Yes. That is the reason that I’m giving for not updating the blog in quite some time. I have schizophrenia and it has squashed my creative juices. You laugh. Surely I must be joking. Well, I’m not quite sure. While I haven’t been officially diagnosed by my physician, I have been showing all of the signs that have been identified by WedMD. My psychosis distorts the way I think, act, perceive reality, and relate to others. That’s a problem.
You see, growing up gay in the south, I always wanted to move up the “the big city”. And now, New York is where I'd rather stay. As a kid, I was allergic smelling hay (and grass, as well as pine, dirt, and milk). I’ve grown accustom to, and adore, the panoramic penthouse view… family I love you, but give me Park Avenue.
And this is where my dilemma lies. There is this part of me that wants to get away from the rat race of the city, come out and breathe the fresh air, live in the sunshine, plant the little seeds in the rich brown earth and watch them push themselves up through the soil reaching up for the blue sky and the sunshine ‘til they become corn, and wheat and pumpkins. I’m about to say it for the first time… Farm livin' is the life for me. I wear overalls. Sit on a tractor. Milk cows and goats. Oh, the land spreadin' out so far and wide.
Sometimes I want to give up the big city… just give me that countryside.
I’m a walking mess. I can’t cook, I can’t sew, and can’t keep house. All I could do is talk Hungarian and eat hotscakes and vaffles.
Adopt a sheep.
Can’t get enough sleep.
Bales of hay.
Farmville… I can’t stay away.
So that is really the root of the problem. I guess it was easier for me to self-diagnose Schizophrenia, rather than to admit my Farmville addiction. For me, believing that I had an internal struggle with Oliver and Lisa Douglas in my head was much easier than typing away that each night after Kensington goes to sleep I spend the rest of my waking hours playing a computer game. I'm plowing and harvesting. I'm planting trees and building fences. I'm not alone... 5.2 million others are playing it as well.

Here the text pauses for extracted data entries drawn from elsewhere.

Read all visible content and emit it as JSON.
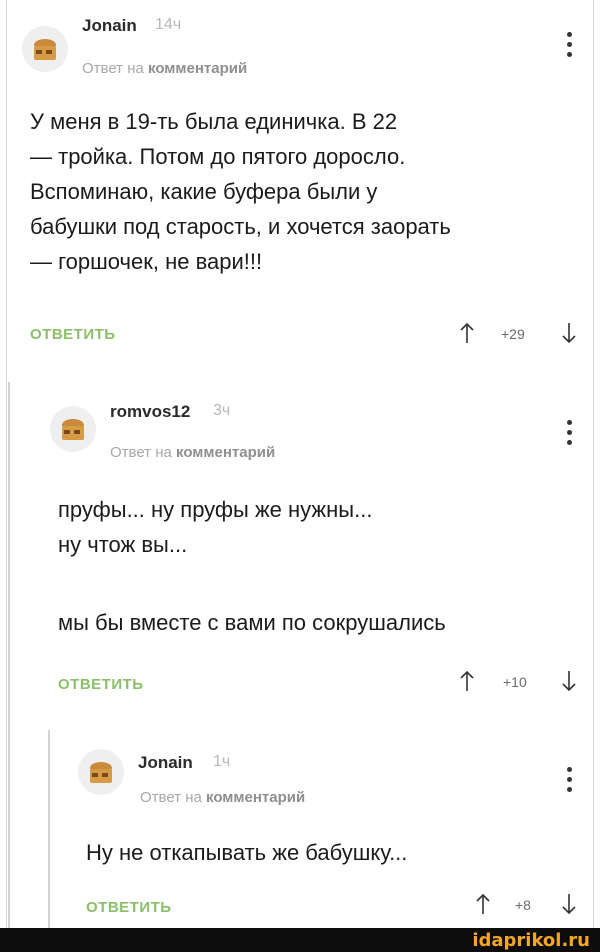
{
  "comments": [
    {
      "username": "Jonain",
      "time": "14ч",
      "reply_prefix": "Ответ на",
      "reply_target": "комментарий",
      "lines": [
        "У меня в 19-ть была единичка. В 22",
        "— тройка. Потом до пятого доросло.",
        "Вспоминаю, какие буфера были у",
        "бабушки под старость, и хочется заорать",
        "— горшочек, не вари!!!"
      ],
      "reply_label": "ОТВЕТИТЬ",
      "rating": "+29"
    },
    {
      "username": "romvos12",
      "time": "3ч",
      "reply_prefix": "Ответ на",
      "reply_target": "комментарий",
      "lines": [
        "пруфы... ну пруфы же нужны...",
        "ну чтож вы...",
        "",
        "мы бы вместе с вами по сокрушались"
      ],
      "reply_label": "ОТВЕТИТЬ",
      "rating": "+10"
    },
    {
      "username": "Jonain",
      "time": "1ч",
      "reply_prefix": "Ответ на",
      "reply_target": "комментарий",
      "lines": [
        "Ну не откапывать же бабушку..."
      ],
      "reply_label": "ОТВЕТИТЬ",
      "rating": "+8"
    }
  ],
  "watermark": "idaprikol.ru",
  "colors": {
    "reply_button": "#8bbf6a",
    "watermark": "#f5a623"
  },
  "icons": [
    "more-icon",
    "arrow-up-icon",
    "arrow-down-icon",
    "avatar-icon"
  ]
}
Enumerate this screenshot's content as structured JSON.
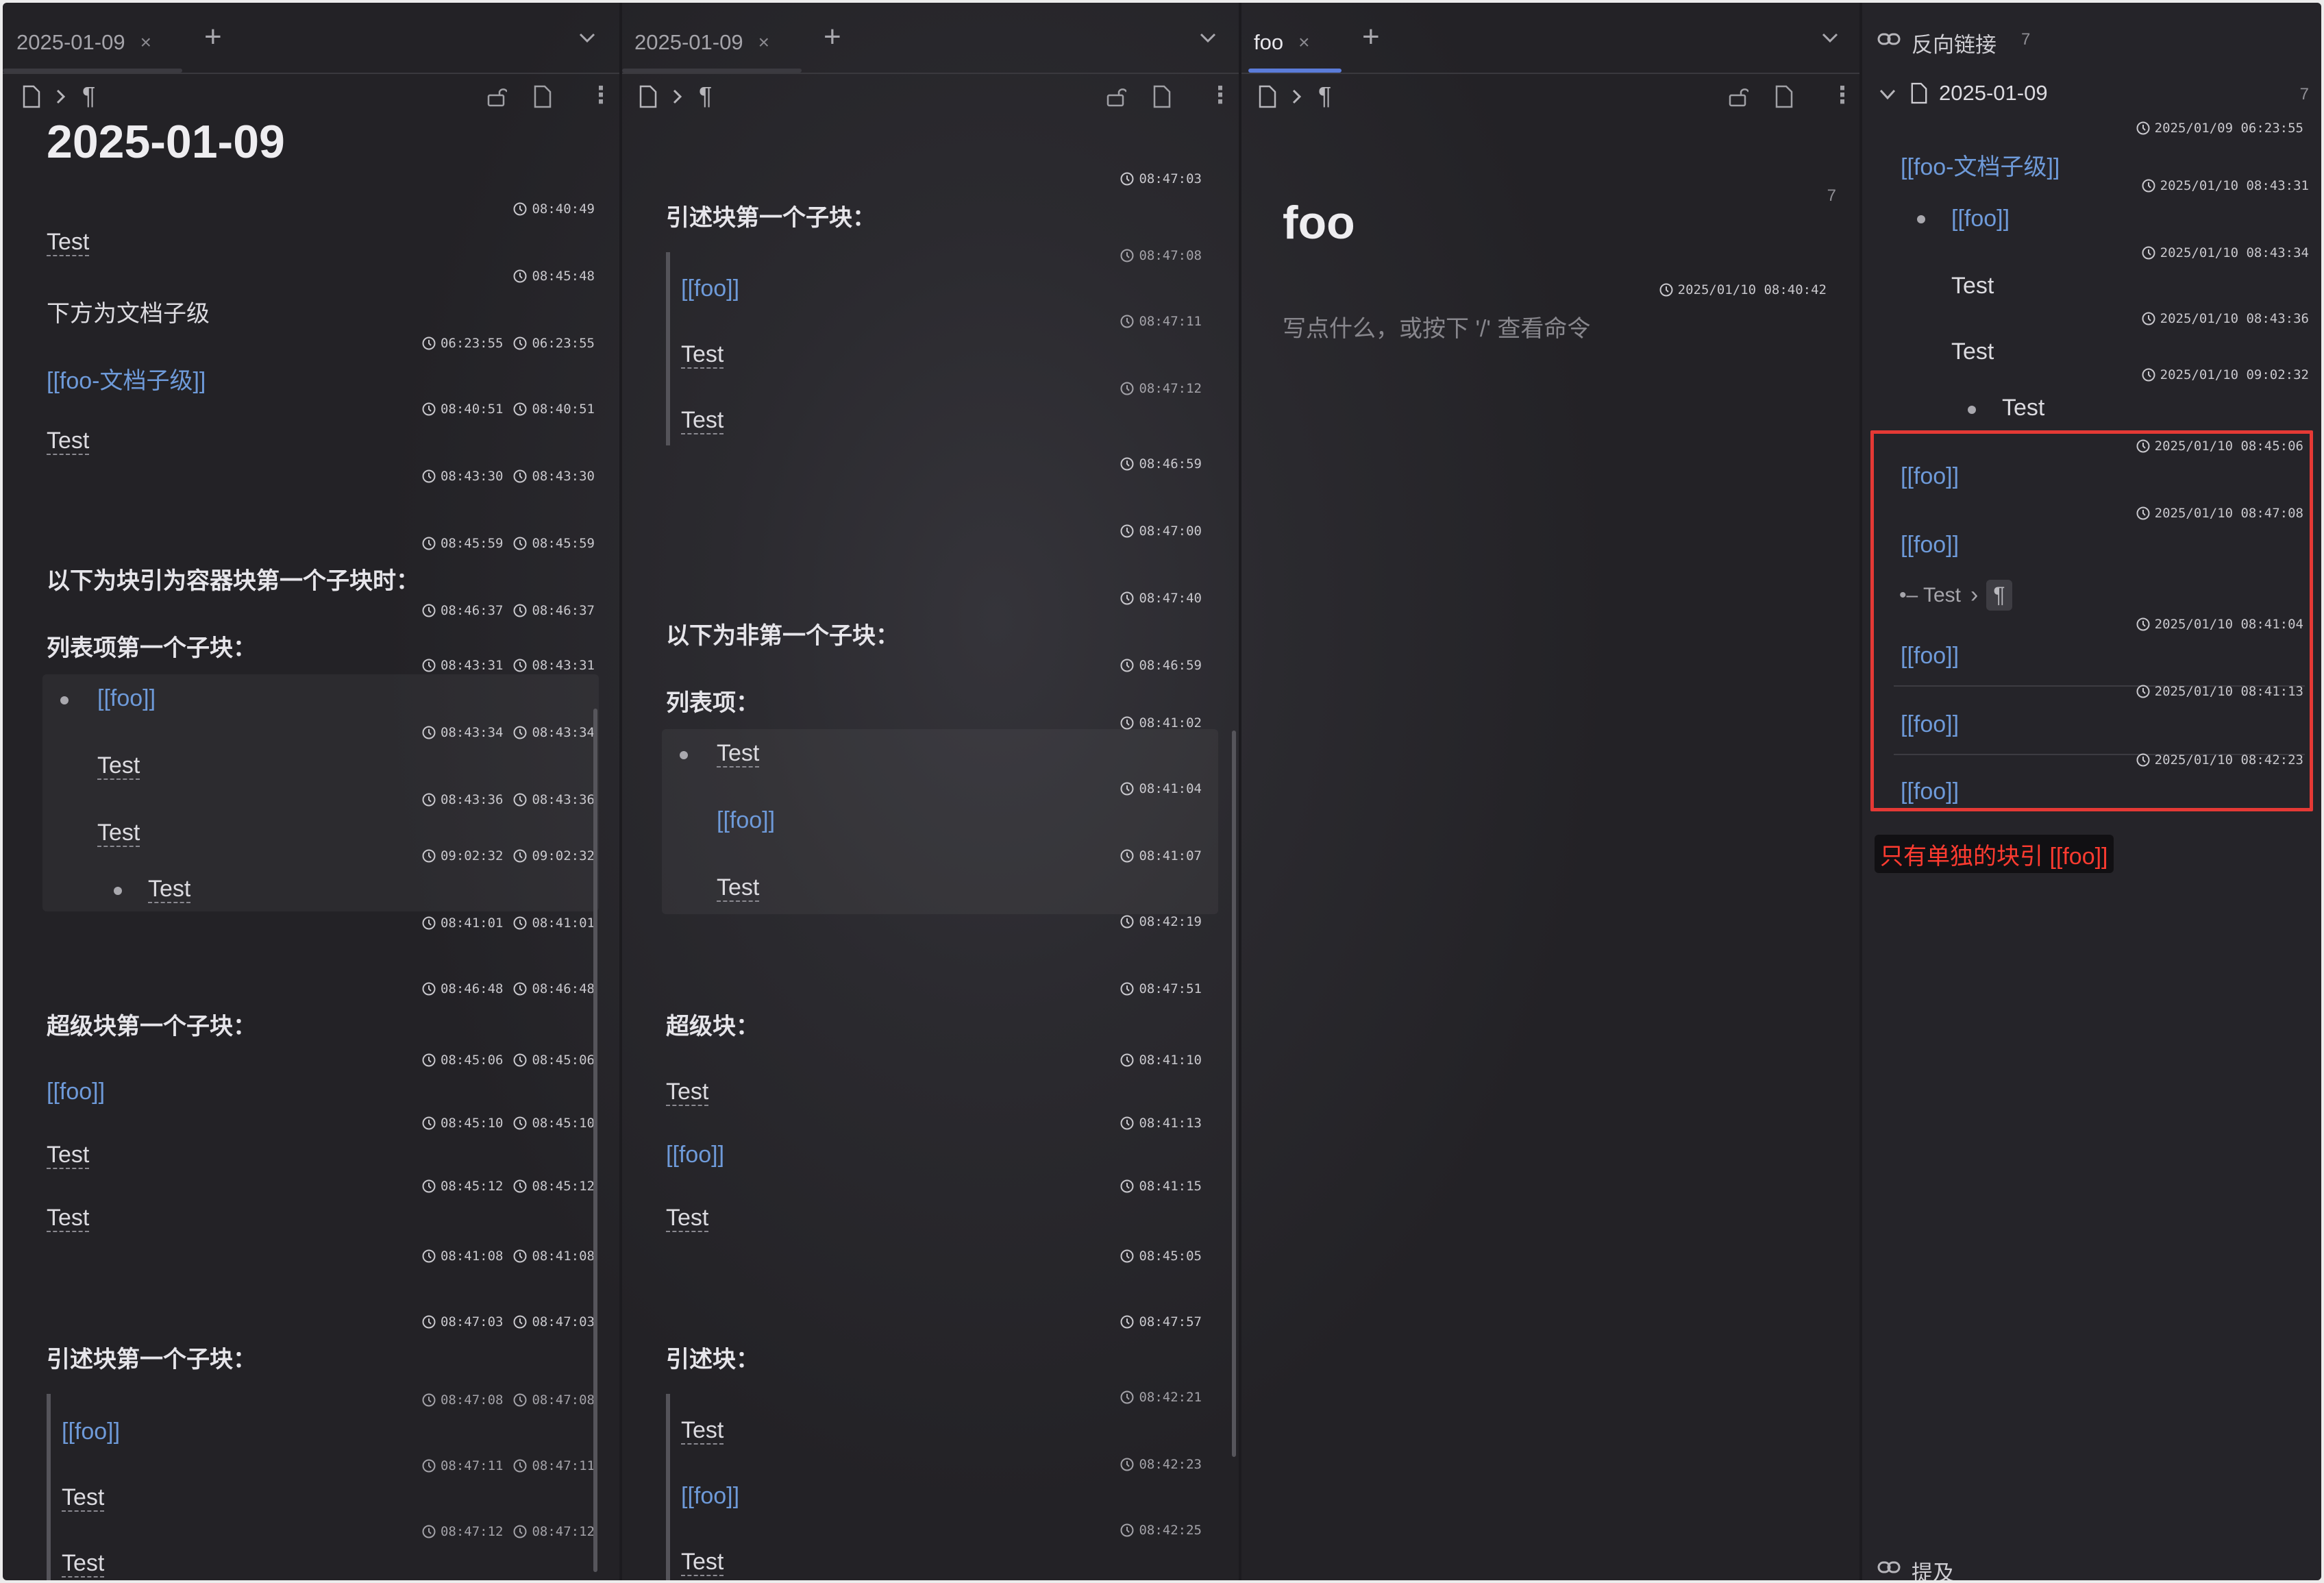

I would have continued with my initial verdict, but then I realized that Lisa and Douglas were stuck in Hooterville, so that changed everything for me. I mean… some things I could deal with… but Hooterville?!?! I have to draw the line somewhere.
Unfortunately, I went a little too far. We went ahead and got a little Arnold the piglet.
I’m throwing out there to the world my New Years resolution months prior to everyone else. I will make sure I post a new entry at least once a week from here on out.